En la era digital, el concepto de “funar” a una persona en redes sociales –exponerla públicamente para exigir justicia– se ha vuelto una práctica común. Muchas personas consideran que la viralización en Internet tiene un gran peso positivo en la búsqueda de justicia. Casos como el de Fofo Márquez o el movimiento #YoSíTeCreo han demostrado cómo la opinión pública puede determinar la culpabilidad de una persona incluso antes de que un tribunal emita un fallo.

El uso de redes sociales ha permitido que, en ciertos espacios, las víctimas encuentren canales alternativos para denunciar ante la falta de respuesta institucional. La impunidad y la corrupción han hecho que muchas mujeres, por ejemplo, recurran a lo digital como un refugio ante la ineficacia de las autoridades. Sin embargo, debemos preguntarnos hasta qué punto estos espacios digitales están construyendo una justicia efectiva o si, por el contrario, estamos cayendo en una dinámica de castigo irracional y desbordado.

El caso de Fofo Márquez ilustra esta problemática. Hace unos días, su hermano expresó en un video su preocupación por las “violencias digitales” que la familia ha enfrentado. Más allá del caso específico, lo relevante es notar cómo, antes de que un tribunal se pronuncie, ya existe un juicio social consolidado que dicta su culpabilidad.

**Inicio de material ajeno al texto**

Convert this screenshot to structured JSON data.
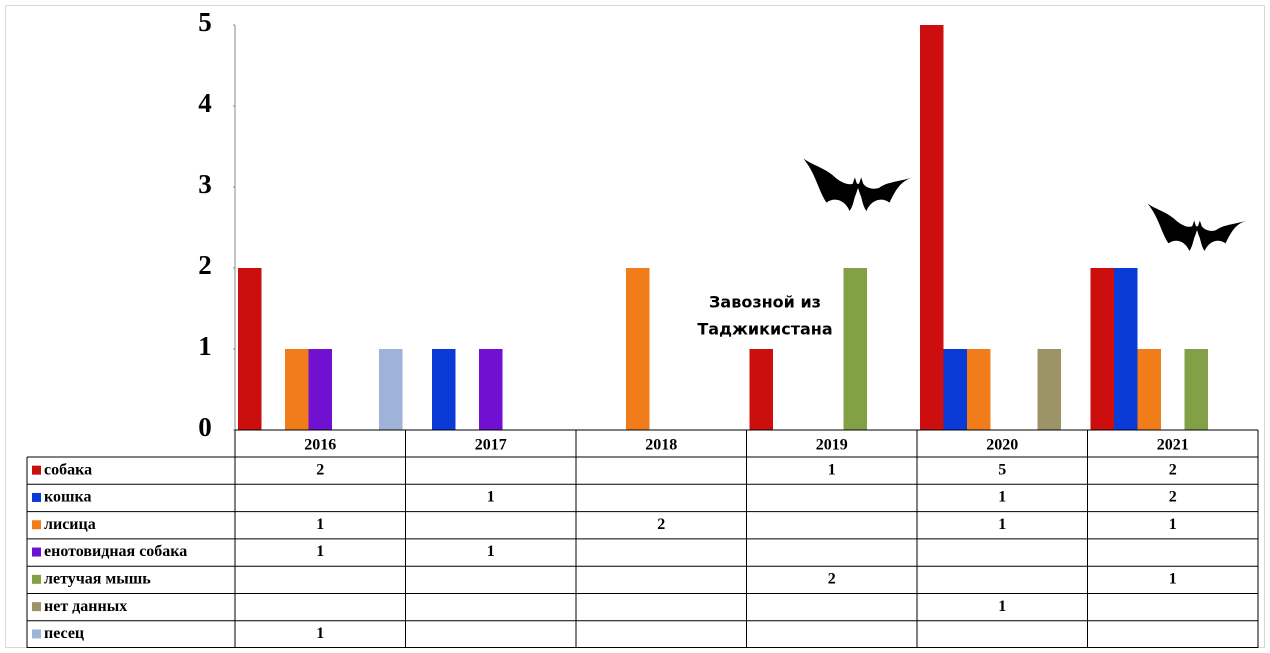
{
  "chart_data": {
    "type": "bar",
    "categories": [
      "2016",
      "2017",
      "2018",
      "2019",
      "2020",
      "2021"
    ],
    "series": [
      {
        "name": "собака",
        "color": "#cc0e0e",
        "values": [
          2,
          null,
          null,
          1,
          5,
          2
        ]
      },
      {
        "name": "кошка",
        "color": "#0b3bd6",
        "values": [
          null,
          1,
          null,
          null,
          1,
          2
        ]
      },
      {
        "name": "лисица",
        "color": "#f07d1a",
        "values": [
          1,
          null,
          2,
          null,
          1,
          1
        ]
      },
      {
        "name": "енотовидная собака",
        "color": "#7010d0",
        "values": [
          1,
          1,
          null,
          null,
          null,
          null
        ]
      },
      {
        "name": "летучая мышь",
        "color": "#82a046",
        "values": [
          null,
          null,
          null,
          2,
          null,
          1
        ]
      },
      {
        "name": "нет данных",
        "color": "#9c9367",
        "values": [
          null,
          null,
          null,
          null,
          1,
          null
        ]
      },
      {
        "name": "песец",
        "color": "#9fb3d9",
        "values": [
          1,
          null,
          null,
          null,
          null,
          null
        ]
      }
    ],
    "ylim": [
      0,
      5
    ],
    "yticks": [
      0,
      1,
      2,
      3,
      4,
      5
    ],
    "annotation": [
      "Завозной из",
      "Таджикистана"
    ]
  }
}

Este fenómeno no sería particularmente alarmante si viviéramos en un país con un sistema judicial sólido, donde los jueces fueran seleccionados por méritos y carrera judicial. Sin embargo, ante la inminente reforma judicial que plantea la elección de jueces por voto popular, la justicia mexicana enfrenta un desafío sin precedentes. La popularidad y la presión mediática podrían convertirse en factores determinantes en la toma de decisiones judiciales, lo que compromete la imparcialidad y el debido proceso. Los jueces, en lugar de impartir justicia, podrían verse obligados a satisfacer las demandas de una opinión pública moldeada por tendencias digitales efímeras y, muchas veces, desinformadas.

Nuestra Constitución establece que no se puede imponer sanción sin un debido proceso ni por analogía o mayoría de razón. Sin embargo, en un contexto donde la justicia se rige por criterios de popularidad, estas garantías constitucionales corren el riesgo de desdibujarse. Los jueces penales no deciden sobre cuestiones menores; sus resoluciones afectan la libertad, la propiedad y la vida de las personas. Si su elección depende de la opinión pública, ¿hasta qué punto podrán tomar decisiones justas sin comprometer su futuro político?

Nos enfrentamos a una justicia mediatizada y condicionada por narrativas populares, donde el reto no solo es impartir justicia, sino también mantener una “carrera judicial” basada en promesas de campaña que, en su mayoría, serán incumplidas.

Es momento de cuestionarnos el uso que estamos dando a las redes sociales en la exigencia de justicia. Si bien han sido herramientas clave para visibilizar casos y generar presión social, también corremos el riesgo de caer en una especie de “santa inquisición digital”, donde se privilegia la punitividad por encima de la reparación del daño y la transformación social.

Hasta dónde estamos llevando una exigencia legítima de justicia frente a la inacción de las autoridades, y hasta qué punto estamos permitiendo que intereses personales, políticos o económicos manipulen la opinión pública en redes sociales. Hoy, la justicia ya no se litiga exclusivamente en los tribunales, sino también en espacios digitales que, lejos de fomentar una reflexión profunda, pueden convertirse en herramientas de linchamiento virtual.

La verdadera pregunta es: ¿estamos construyendo una justicia más accesible y eficaz, o estamos allanando el camino para una justicia superficial y populista?